Paul Berman, on the "Unworldliness" of the American Left

Via Literary Saloon, I came across a Paul Berman essay in the new Bookforum. It's Berman considering the career of the sociologist Daniel Bell, who published a series of books analyzing the American left, starting in the late 19th century.

The highlight for me are the following paragraphs, summarizing the argument of Bell's book Marxian Socialism in the United States:

Marxian Socialism in the United States is a work of great psychological acuity. Martin Luther said of the church that it was "in the world, but not of it," and Bell quoted this remark to evoke a quality of unworldliness in the American Left. He meant that, over the decades, the socialist movement in America had never quite been able to accept the political world as it was, preferring instead to dwell apart, in a world of dreams and moral postures. Marxian Socialism in the United States has received, over the years, mountains of criticism for this one quotation from Luther. And yet something about that phrase has always been on the mark, as I think anyone can see, with a glance at Debs's four presidential campaigns at the start of the twentieth century, and at Ralph Nader's two campaigns at the start of the twenty-first.

The phrase "in the world, but not of it" strikes me as pretty astute on the topic of the New Left, too—the New Left that commanded the allegiance of several million Americans in the '60s and '70s but was never able to break into conventional political life, with a couple of exceptions. For the New Left too preferred to dwell apart, in its own world of dreams and moral postures. This habit did the movement no harm at all, by the way, in regard to cultural issues—which is why it succeeded in capturing whole neighborhoods in a number of cities, and used those neighborhoods to conduct experiments on cultural matters, and sent those experiments orbiting outward to the rest of American society. Nor did a few unworldly habits do the New Left any harm at the universities, once the graduate-student militants had succeeded in shoving aside the populist anti-intellectuals. But the kind of movement that was capable of capturing a student neighborhood or an English department was never going to capture a state assembly.

Being a person who likes to think of himself as both in the world, and of it -- and being no big fan of Ralph Nader -- I want to agree with Berman on this characterization. Using the polemical charge of Bell's religious metaphor, Berman turns Marxist idealism into a kind of Priesthood.
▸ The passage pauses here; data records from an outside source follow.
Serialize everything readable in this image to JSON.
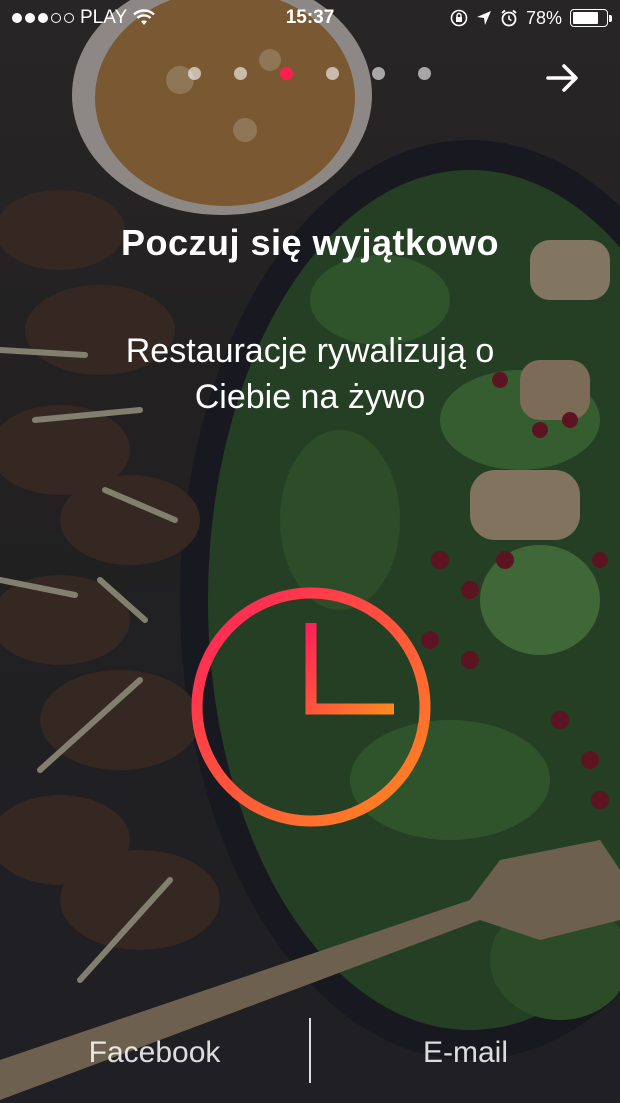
{
  "status_bar": {
    "carrier": "PLAY",
    "time": "15:37",
    "battery": "78%",
    "battery_level": 0.78,
    "signal_bars_filled": 3,
    "signal_bars_total": 5
  },
  "pager": {
    "count": 6,
    "active_index": 2,
    "active_color": "#ff1f4f"
  },
  "onboarding": {
    "title": "Poczuj się wyjątkowo",
    "subtitle": "Restauracje rywalizują o Ciebie na żywo"
  },
  "icons": {
    "next": "arrow-right-icon",
    "main": "clock-icon",
    "clock_gradient": [
      "#ff1f5a",
      "#ff8a1e"
    ]
  },
  "bottom_bar": {
    "facebook_label": "Facebook",
    "email_label": "E-mail"
  }
}
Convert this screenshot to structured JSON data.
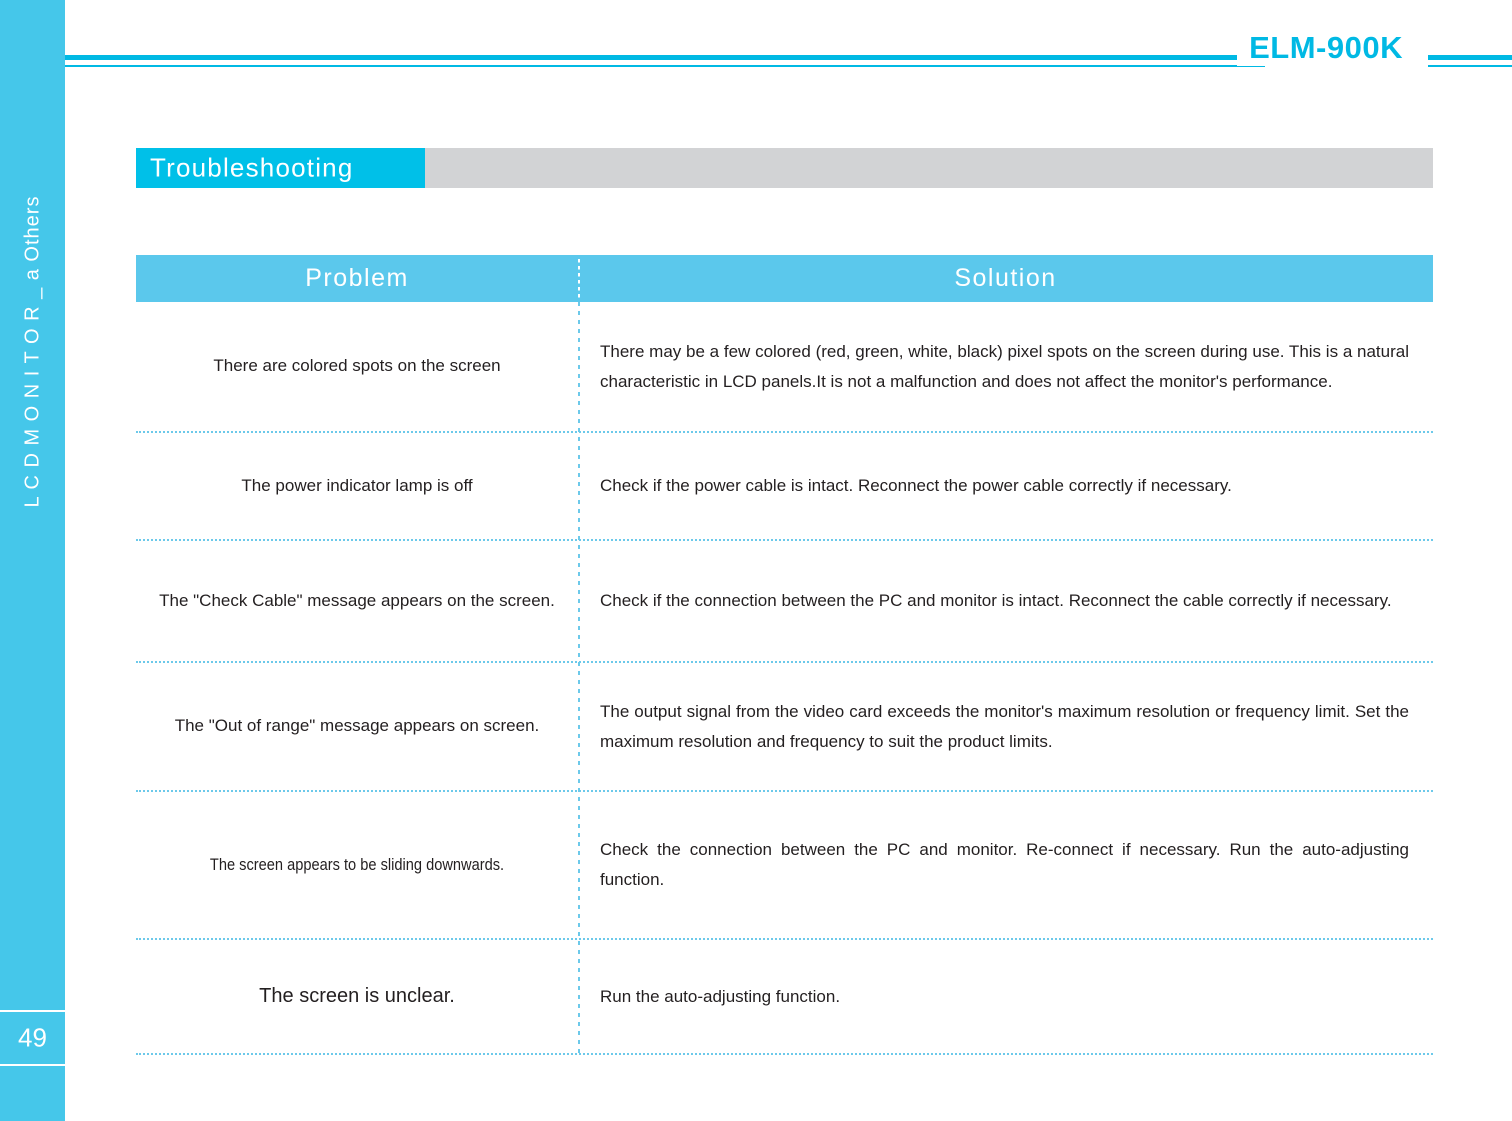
{
  "sidebar": {
    "vertical_label": "L C D  M O N I T O R _ a Others",
    "page_number": "49"
  },
  "header": {
    "model": "ELM-900K"
  },
  "section": {
    "title": "Troubleshooting"
  },
  "table": {
    "columns": [
      "Problem",
      "Solution"
    ],
    "rows": [
      {
        "problem": "There are colored spots on the screen",
        "solution": "There may be a few colored (red, green, white, black) pixel spots on the screen during use. This is a natural characteristic in LCD panels.It is not a malfunction and does not affect the monitor's performance."
      },
      {
        "problem": "The power indicator lamp is off",
        "solution": "Check if the power cable is intact. Reconnect the power cable correctly if necessary."
      },
      {
        "problem": "The \"Check Cable\" message appears on the screen.",
        "solution": "Check if the connection between the PC and monitor is intact. Reconnect the cable correctly if necessary."
      },
      {
        "problem": "The \"Out of range\" message appears on screen.",
        "solution": "The output signal from the video card exceeds the monitor's maximum resolution or frequency limit. Set the maximum resolution and frequency to suit the product limits."
      },
      {
        "problem": "The screen appears to be sliding downwards.",
        "solution": "Check the connection between the PC and monitor. Re-connect if necessary. Run the auto-adjusting function."
      },
      {
        "problem": "The screen is unclear.",
        "solution": "Run the auto-adjusting function."
      }
    ]
  },
  "colors": {
    "sidebar": "#45c7ea",
    "header_rule": "#00b9e4",
    "section_tab": "#00c0e8",
    "section_bar": "#d2d3d5",
    "table_head": "#5bc8ec",
    "dotted_rule": "#6cc9ea",
    "body_text": "#231f20"
  }
}
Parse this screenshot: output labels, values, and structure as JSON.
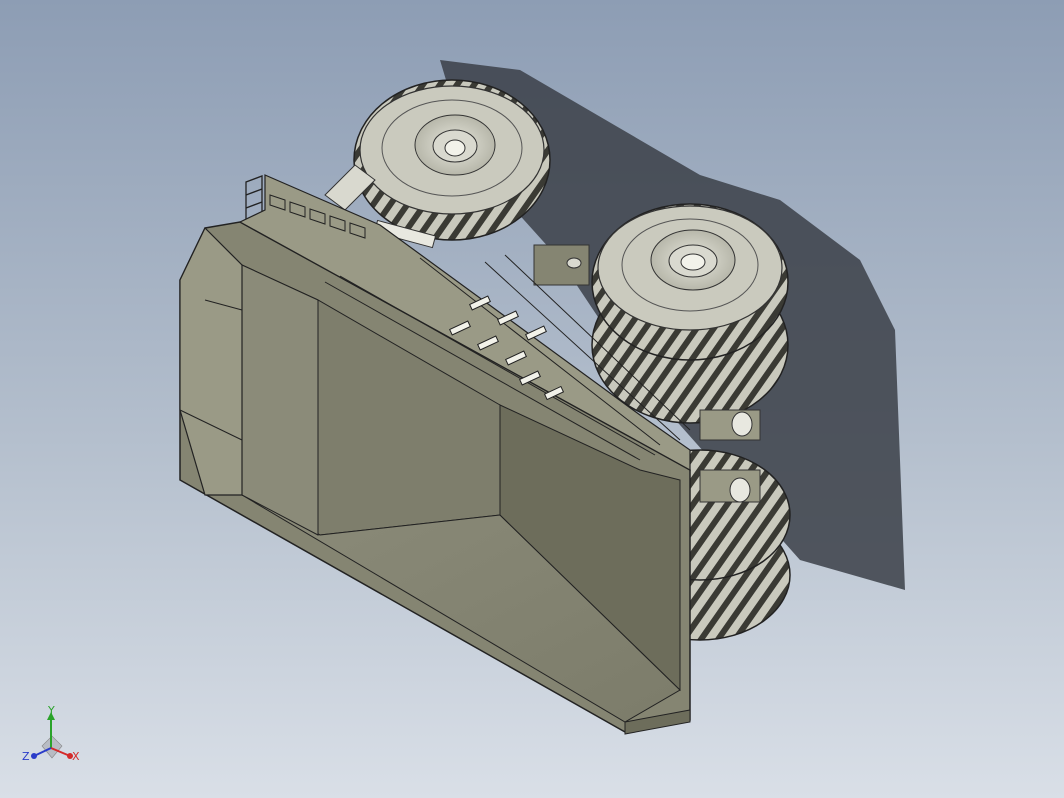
{
  "viewport": {
    "background_top": "#8d9db4",
    "background_bottom": "#d9dfe7"
  },
  "model": {
    "body_color": "#858572",
    "body_dark": "#6d6d5b",
    "body_light": "#9a9a86",
    "tire_color": "#c9c9bd",
    "shadow_color": "#3b4048"
  },
  "triad": {
    "y_label": "Y",
    "x_label": "X",
    "z_label": "Z",
    "y_color": "#2aa32a",
    "x_color": "#d42a2a",
    "z_color": "#2a3cc9"
  }
}
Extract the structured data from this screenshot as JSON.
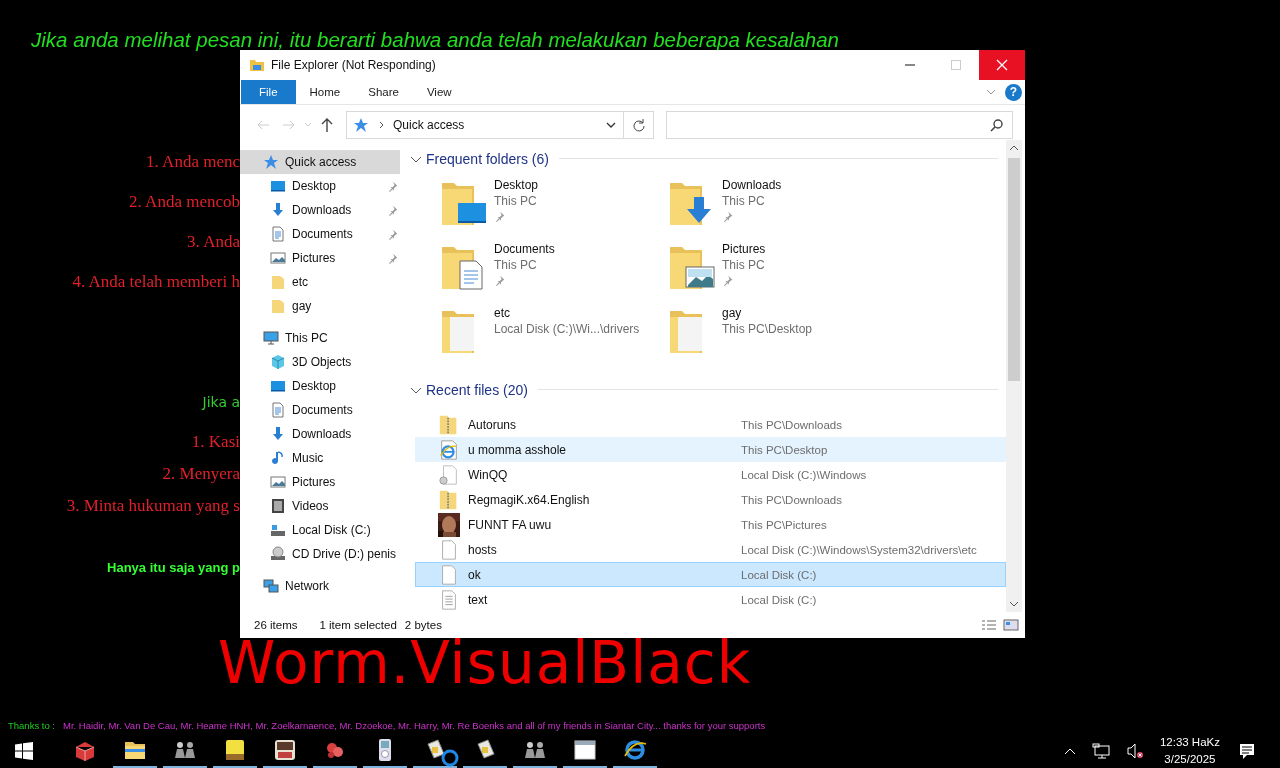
{
  "desktop": {
    "headline": "Jika anda melihat pesan ini, itu berarti bahwa anda telah melakukan beberapa kesalahan",
    "mistakes": [
      "1. Anda menc",
      "2. Anda mencob",
      "3. Anda",
      "4. Anda telah memberi h"
    ],
    "advice": {
      "intro": "Jika a",
      "lines": [
        "1. Kasi",
        "2. Menyera",
        "3. Minta hukuman yang s"
      ],
      "closing": "Hanya itu saja yang p"
    },
    "banner": "Worm.VisualBlack",
    "credits": {
      "label": "Thanks to :",
      "text": "Mr. Haidir, Mr. Van De Cau, Mr. Heame HNH, Mr. Zoelkarnaence, Mr. Dzoekoe, Mr. Harry, Mr. Re Boenks and all of my friends in Siantar City... thanks for your supports"
    }
  },
  "window": {
    "title": "File Explorer (Not Responding)",
    "ribbon_tabs": [
      {
        "label": "File",
        "kind": "menu"
      },
      {
        "label": "Home",
        "kind": "tab"
      },
      {
        "label": "Share",
        "kind": "tab"
      },
      {
        "label": "View",
        "kind": "tab"
      }
    ],
    "help_button": "?",
    "address": {
      "path": "Quick access"
    },
    "nav": [
      {
        "label": "Quick access",
        "kind": "star",
        "selected": true,
        "children": [
          {
            "label": "Desktop",
            "kind": "desktop",
            "pinned": true,
            "selected": false
          },
          {
            "label": "Downloads",
            "kind": "downloads",
            "pinned": true,
            "selected": false
          },
          {
            "label": "Documents",
            "kind": "documents",
            "pinned": true,
            "selected": false
          },
          {
            "label": "Pictures",
            "kind": "pictures",
            "pinned": true,
            "selected": false
          },
          {
            "label": "etc",
            "kind": "folder",
            "pinned": false,
            "selected": false
          },
          {
            "label": "gay",
            "kind": "folder",
            "pinned": false,
            "selected": false
          }
        ]
      },
      {
        "label": "This PC",
        "kind": "pc",
        "selected": false,
        "children": [
          {
            "label": "3D Objects",
            "kind": "cube",
            "selected": false
          },
          {
            "label": "Desktop",
            "kind": "desktop",
            "selected": false
          },
          {
            "label": "Documents",
            "kind": "documents",
            "selected": false
          },
          {
            "label": "Downloads",
            "kind": "downloads",
            "selected": false
          },
          {
            "label": "Music",
            "kind": "music",
            "selected": false
          },
          {
            "label": "Pictures",
            "kind": "pictures",
            "selected": false
          },
          {
            "label": "Videos",
            "kind": "videos",
            "selected": false
          },
          {
            "label": "Local Disk (C:)",
            "kind": "disk",
            "selected": false
          },
          {
            "label": "CD Drive (D:) penis",
            "kind": "cd",
            "selected": false
          }
        ]
      },
      {
        "label": "Network",
        "kind": "network",
        "selected": false
      }
    ],
    "frequent_folders": {
      "heading": "Frequent folders (6)",
      "expanded": true,
      "items": [
        {
          "name": "Desktop",
          "location": "This PC",
          "kind": "desktop",
          "pinned": true
        },
        {
          "name": "Downloads",
          "location": "This PC",
          "kind": "downloads",
          "pinned": true
        },
        {
          "name": "Documents",
          "location": "This PC",
          "kind": "documents",
          "pinned": true
        },
        {
          "name": "Pictures",
          "location": "This PC",
          "kind": "pictures",
          "pinned": true
        },
        {
          "name": "etc",
          "location": "Local Disk (C:)\\Wi...\\drivers",
          "kind": "plain",
          "pinned": false
        },
        {
          "name": "gay",
          "location": "This PC\\Desktop",
          "kind": "plain",
          "pinned": false
        }
      ]
    },
    "recent_files": {
      "heading": "Recent files (20)",
      "expanded": true,
      "items": [
        {
          "name": "Autoruns",
          "location": "This PC\\Downloads",
          "kind": "zip",
          "hovered": false,
          "selected": false
        },
        {
          "name": "u momma asshole",
          "location": "This PC\\Desktop",
          "kind": "web",
          "hovered": true,
          "selected": false
        },
        {
          "name": "WinQQ",
          "location": "Local Disk (C:)\\Windows",
          "kind": "app",
          "hovered": false,
          "selected": false
        },
        {
          "name": "RegmagiK.x64.English",
          "location": "This PC\\Downloads",
          "kind": "zip",
          "hovered": false,
          "selected": false
        },
        {
          "name": "FUNNT FA uwu",
          "location": "This PC\\Pictures",
          "hovered": false,
          "selected": false
        },
        {
          "name": "hosts",
          "location": "Local Disk (C:)\\Windows\\System32\\drivers\\etc",
          "kind": "file",
          "hovered": false,
          "selected": false
        },
        {
          "name": "ok",
          "location": "Local Disk (C:)",
          "kind": "file",
          "hovered": false,
          "selected": true
        },
        {
          "name": "text",
          "location": "Local Disk (C:)",
          "kind": "text",
          "hovered": false,
          "selected": false
        }
      ]
    },
    "status_bar": {
      "item_count": "26 items",
      "selection": "1 item selected",
      "size": "2 bytes"
    }
  },
  "taskbar": {
    "apps": [
      {
        "kind": "box",
        "running": false
      },
      {
        "kind": "folder",
        "running": true
      },
      {
        "kind": "figures",
        "running": true
      },
      {
        "kind": "tile",
        "running": true
      },
      {
        "kind": "tile2",
        "running": true
      },
      {
        "kind": "blob",
        "running": true
      },
      {
        "kind": "player",
        "running": true
      },
      {
        "kind": "document",
        "running": true
      },
      {
        "kind": "document",
        "running": true
      },
      {
        "kind": "figures",
        "running": true
      },
      {
        "kind": "window",
        "running": true
      },
      {
        "kind": "browser",
        "running": true
      }
    ],
    "clock": {
      "time": "12:33 HaKz",
      "date": "3/25/2025"
    }
  }
}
But I know several left-leaning folks (Michael Hardt, for instance) who don't fit this characterization at all. There are more complex ways of using and working with idealism than Berman allows. That one rejects certain dominant political and economic frameworks on ethical grounds doesn't necessarily mean one harbors unrealistic ideas about human nature (one thinks of the old cliché that Marxists believe humanity must suddenly turn altruistic for the systme to work). In my view, it's quite possible for realism and idealism not to contradict each other. But it requires a somewhat more multi-dimensional way of thinking about political ideology than the tired old Left-Right axis.

Berman also continues to work with the Marxism-as-religion metaphor beyond where it is probably useful. The following paragraph, for instance, doesn't make very much sense to me:

"Among the radical, as among the religious minded," [Daniel Bell] wrote, "there are the once born and the twice born. The former is the enthusiast, the ‘sky-blue healthy-minded moralist' to whom sin and evil—the ‘soul's mumps and measles and whooping coughs,' in Emerson's phrase—are merely transient episodes to be glanced at and ignored in the cheerful saunter of life. To the twice born, the world is ‘a double-storied mystery' which shrouds the evil and renders false the good; and in order to find truth, one must lift the veil and look Medusa in the face."

A textbook case of mixed metaphors, this. Reading the above paragraph reminds me why it's wrong to do it: the problem isn't that mixed metaphors will annoy Grammar Sticklers, but rather that no one will know what you're talking about.

Still, an interesting read overall from Paul Berman, author of the interesting (if a little maddening) Terror and Liberalism, a book much-talked about in the blog-world a couple of years ago.